Arriva solo una multa per l’Inter per il petardo ad Audero: perché la Curva e il Meazza sono salvi

Niente Curva Nord dello stadio Meazza chiusa per una o più gare (oppure peggio, come da sanzioni codificate), ma solo una multa (peraltro la massima possibile codice alla mano, ovvero 50mila euro), e una diffida: questa la decisione del Giudice Sportivo Gerardo Mastrandrea nei confronti dell'Inter dopo il "fatto particolarmente grave" del petardo lanciato in campo da un tifoso nerazzurro in trasferta a Cremona, esplosione che ha lasciato a terra stordito il portiere grigiorosso Emil Audero.

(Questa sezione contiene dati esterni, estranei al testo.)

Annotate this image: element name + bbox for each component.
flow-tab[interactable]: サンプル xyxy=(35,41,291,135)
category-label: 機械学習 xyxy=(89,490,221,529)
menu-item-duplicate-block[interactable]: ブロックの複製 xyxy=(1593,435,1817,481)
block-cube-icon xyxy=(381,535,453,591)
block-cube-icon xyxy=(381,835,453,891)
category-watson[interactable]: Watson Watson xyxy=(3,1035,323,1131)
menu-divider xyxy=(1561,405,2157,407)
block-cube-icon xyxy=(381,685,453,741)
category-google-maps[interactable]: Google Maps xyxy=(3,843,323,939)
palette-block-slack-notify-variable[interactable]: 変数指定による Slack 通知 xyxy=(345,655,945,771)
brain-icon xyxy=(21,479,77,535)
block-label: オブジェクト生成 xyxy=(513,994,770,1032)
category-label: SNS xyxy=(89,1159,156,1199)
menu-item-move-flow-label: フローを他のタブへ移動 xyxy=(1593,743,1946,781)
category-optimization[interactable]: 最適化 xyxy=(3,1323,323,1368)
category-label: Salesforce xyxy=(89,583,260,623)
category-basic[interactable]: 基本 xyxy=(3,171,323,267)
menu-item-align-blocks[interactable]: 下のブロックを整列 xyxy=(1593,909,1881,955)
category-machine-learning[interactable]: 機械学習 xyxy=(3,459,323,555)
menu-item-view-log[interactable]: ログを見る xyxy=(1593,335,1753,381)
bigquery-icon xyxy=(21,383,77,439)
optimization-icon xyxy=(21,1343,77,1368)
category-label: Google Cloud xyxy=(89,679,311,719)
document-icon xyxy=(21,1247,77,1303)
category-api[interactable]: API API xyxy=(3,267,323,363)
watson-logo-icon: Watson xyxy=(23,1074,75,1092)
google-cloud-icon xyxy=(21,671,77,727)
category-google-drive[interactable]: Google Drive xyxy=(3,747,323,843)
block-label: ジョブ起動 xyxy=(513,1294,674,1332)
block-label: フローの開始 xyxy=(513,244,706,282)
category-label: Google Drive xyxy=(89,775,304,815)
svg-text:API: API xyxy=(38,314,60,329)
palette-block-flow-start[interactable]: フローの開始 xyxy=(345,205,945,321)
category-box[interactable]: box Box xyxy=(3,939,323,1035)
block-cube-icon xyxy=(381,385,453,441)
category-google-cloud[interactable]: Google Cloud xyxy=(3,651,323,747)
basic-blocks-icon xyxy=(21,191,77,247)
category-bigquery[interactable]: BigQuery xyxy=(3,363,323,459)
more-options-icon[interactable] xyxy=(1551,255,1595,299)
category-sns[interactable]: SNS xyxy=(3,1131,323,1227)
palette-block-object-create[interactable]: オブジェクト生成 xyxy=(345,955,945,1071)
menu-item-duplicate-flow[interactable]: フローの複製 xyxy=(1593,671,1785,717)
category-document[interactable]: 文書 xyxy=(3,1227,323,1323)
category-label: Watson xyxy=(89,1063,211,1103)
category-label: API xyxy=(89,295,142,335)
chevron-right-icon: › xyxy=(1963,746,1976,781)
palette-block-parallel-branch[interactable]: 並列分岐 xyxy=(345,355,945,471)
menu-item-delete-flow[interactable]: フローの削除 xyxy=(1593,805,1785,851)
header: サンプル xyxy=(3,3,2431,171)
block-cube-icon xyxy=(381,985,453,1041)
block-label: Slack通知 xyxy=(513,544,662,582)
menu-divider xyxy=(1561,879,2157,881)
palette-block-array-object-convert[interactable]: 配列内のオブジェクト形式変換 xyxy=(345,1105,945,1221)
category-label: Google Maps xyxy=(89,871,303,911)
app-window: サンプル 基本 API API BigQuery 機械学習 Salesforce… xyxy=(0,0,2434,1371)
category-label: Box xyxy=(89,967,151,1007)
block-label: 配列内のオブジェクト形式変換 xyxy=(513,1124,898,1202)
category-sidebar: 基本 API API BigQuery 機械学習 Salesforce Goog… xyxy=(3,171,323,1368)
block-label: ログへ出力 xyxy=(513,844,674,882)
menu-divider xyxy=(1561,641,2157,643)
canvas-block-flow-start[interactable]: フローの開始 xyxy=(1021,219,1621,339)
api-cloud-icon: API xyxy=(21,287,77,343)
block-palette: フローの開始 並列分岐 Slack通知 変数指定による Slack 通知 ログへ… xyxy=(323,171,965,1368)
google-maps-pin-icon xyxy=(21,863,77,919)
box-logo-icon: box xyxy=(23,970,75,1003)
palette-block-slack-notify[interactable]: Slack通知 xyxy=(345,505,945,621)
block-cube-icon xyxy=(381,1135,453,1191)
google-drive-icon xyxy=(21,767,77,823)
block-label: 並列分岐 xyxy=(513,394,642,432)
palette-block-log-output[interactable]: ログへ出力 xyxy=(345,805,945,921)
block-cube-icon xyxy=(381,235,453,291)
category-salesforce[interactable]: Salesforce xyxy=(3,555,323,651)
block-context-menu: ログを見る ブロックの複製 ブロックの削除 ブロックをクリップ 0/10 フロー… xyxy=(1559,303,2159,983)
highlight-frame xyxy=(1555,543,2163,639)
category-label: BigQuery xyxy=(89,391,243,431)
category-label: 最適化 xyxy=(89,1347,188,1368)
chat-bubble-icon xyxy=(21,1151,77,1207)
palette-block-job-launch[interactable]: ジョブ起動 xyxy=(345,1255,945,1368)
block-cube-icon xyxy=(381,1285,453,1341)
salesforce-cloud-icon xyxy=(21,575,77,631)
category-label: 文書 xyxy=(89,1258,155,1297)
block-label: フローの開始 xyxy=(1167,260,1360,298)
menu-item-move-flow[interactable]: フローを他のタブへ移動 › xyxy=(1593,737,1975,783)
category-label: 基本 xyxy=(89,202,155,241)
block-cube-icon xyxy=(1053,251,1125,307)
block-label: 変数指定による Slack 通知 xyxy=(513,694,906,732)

La decisione del Giudice Sportivo sull'Inter dopo il petardo che ha stordito Audero a Cremona: solo una multa
Ecco il testo del comunicato, che spiega perché l'Inter ha evitato guai peggiori, che sono minacciati (vista la diffida) in caso del ripetersi di ulteriori comportamenti violenti: "Ammenda di 50mila euro e diffida specifica alla Società INTER per avere suoi sostenitori, nel corso della gara, lanciato, sul terreno di giuoco, vario materiale pirotecnico (petardi e fumogeni); in particolare, al 3° minuto del secondo tempo, lo scoppio di un petardo lanciato nei pressi di un calciatore della squadra avversaria comportava il momentaneo stordimento del medesimo calciatore e la sospensione della gara per circa tre minuti; rilevato che, pur trattandosi di fatti particolarmente gravi, questo Giudice debba adeguatamente valorizzare, in senso attenuante, il comportamento disponibile e collaborativo della Società ai fini della quasi immediata identificazione dei responsabili dell'accaduto (art. 29 lett. c) CGS), nonché la palese dissociazione dalle gravi manifestazioni in atto (art. 29 lett. d) CGS) evidenziata in modo fattivo anche dai calciatori in campo, durante la gara e al termine della stessa. Si precisa che, in attuazione della diffida specifica, al ripetersi di simili comportamenti con rischio per l'incolumità di tesserati, Ufficiali di gara e personale addetto troveranno applicazione, ai sensi dell'art. 26 comma 3 CGS, una o più delle sanzioni previste dall'art. 8 comma 1 lett. d), e), f) CGS".
In buona sostanza, il Giudice Sportivo, pur riconoscendo la gravità dell'accaduto, per il quale ieri è stato arrestato il responsabile, individuato come un frequentatore abituale della Curva Nord di San Siro, ha deciso di non applicare sanzioni superiori alla multa, ovvero la chiusura totale o parziale del Meazza, riconoscendo il peso delle attenuanti per il club nerazzurro.
Quali sono le due attenuanti che hanno salvato dalla chiusura la Curva Nord e il Meazza
Due i comportamenti citati al riguardo nel comunicato: la collaborazione della società nell'individuare il più rapidamente possibile chi si è macchiato dei comportamenti in questione e anche le condotte tenute dai tesserati dell'Inter durante e dopo la gara dello stadio Zini. Sia i calciatori immediatamente in campo che il presidente Marotta nel post partita si erano infatti dissociati con forza dal gesto violento e pericolosissimo.
Quali sarebbero potute essere le conseguenze dello scellerato comportamento del tifoso nerazzurro a Cremona lo spiegano bene il comma e le lettere dell'articolo 8 del Codice di Giustizia Sportiva citati alla fine del comunicato di Mastrandrea: si tratta delle sanzioni che "troveranno applicazione" nel caso del "ripetersi di simili comportamenti con rischio per l'incolumità di tesserati, Ufficiali di gara e personale addetto".

Cosa succederà all'Inter nel caso del ripetersi di comportamenti simili: cosa prevede la diffida
È il senso della diffida cui è sottoposta da adesso la società nerazzurra. Le lettere d), e), f) dell'art.8 comma 1 richiamate dal Giudice Sportivo dispongono tra le varie "sanzioni a carico della società": d) obbligo di disputare una o più gare con uno o più settori privi di spettatori; e) obbligo di disputare una o più gare a porte chiuse; f) squalifica del campo per una o più giornate di gara o a tempo determinato fino a due anni.
Le decisioni della Giustizia Sportiva si vanno ad aggiungere a quelle di ordine pubblico prese dal Viminale sempre in seguito alla medesima vicenda del petardo ad Audero: ieri era arrivato il divieto di trasferta per i tifosi dell'Inter fino al 23 marzo (tre trasferte, è salva la loro presenza nel derby col Milan).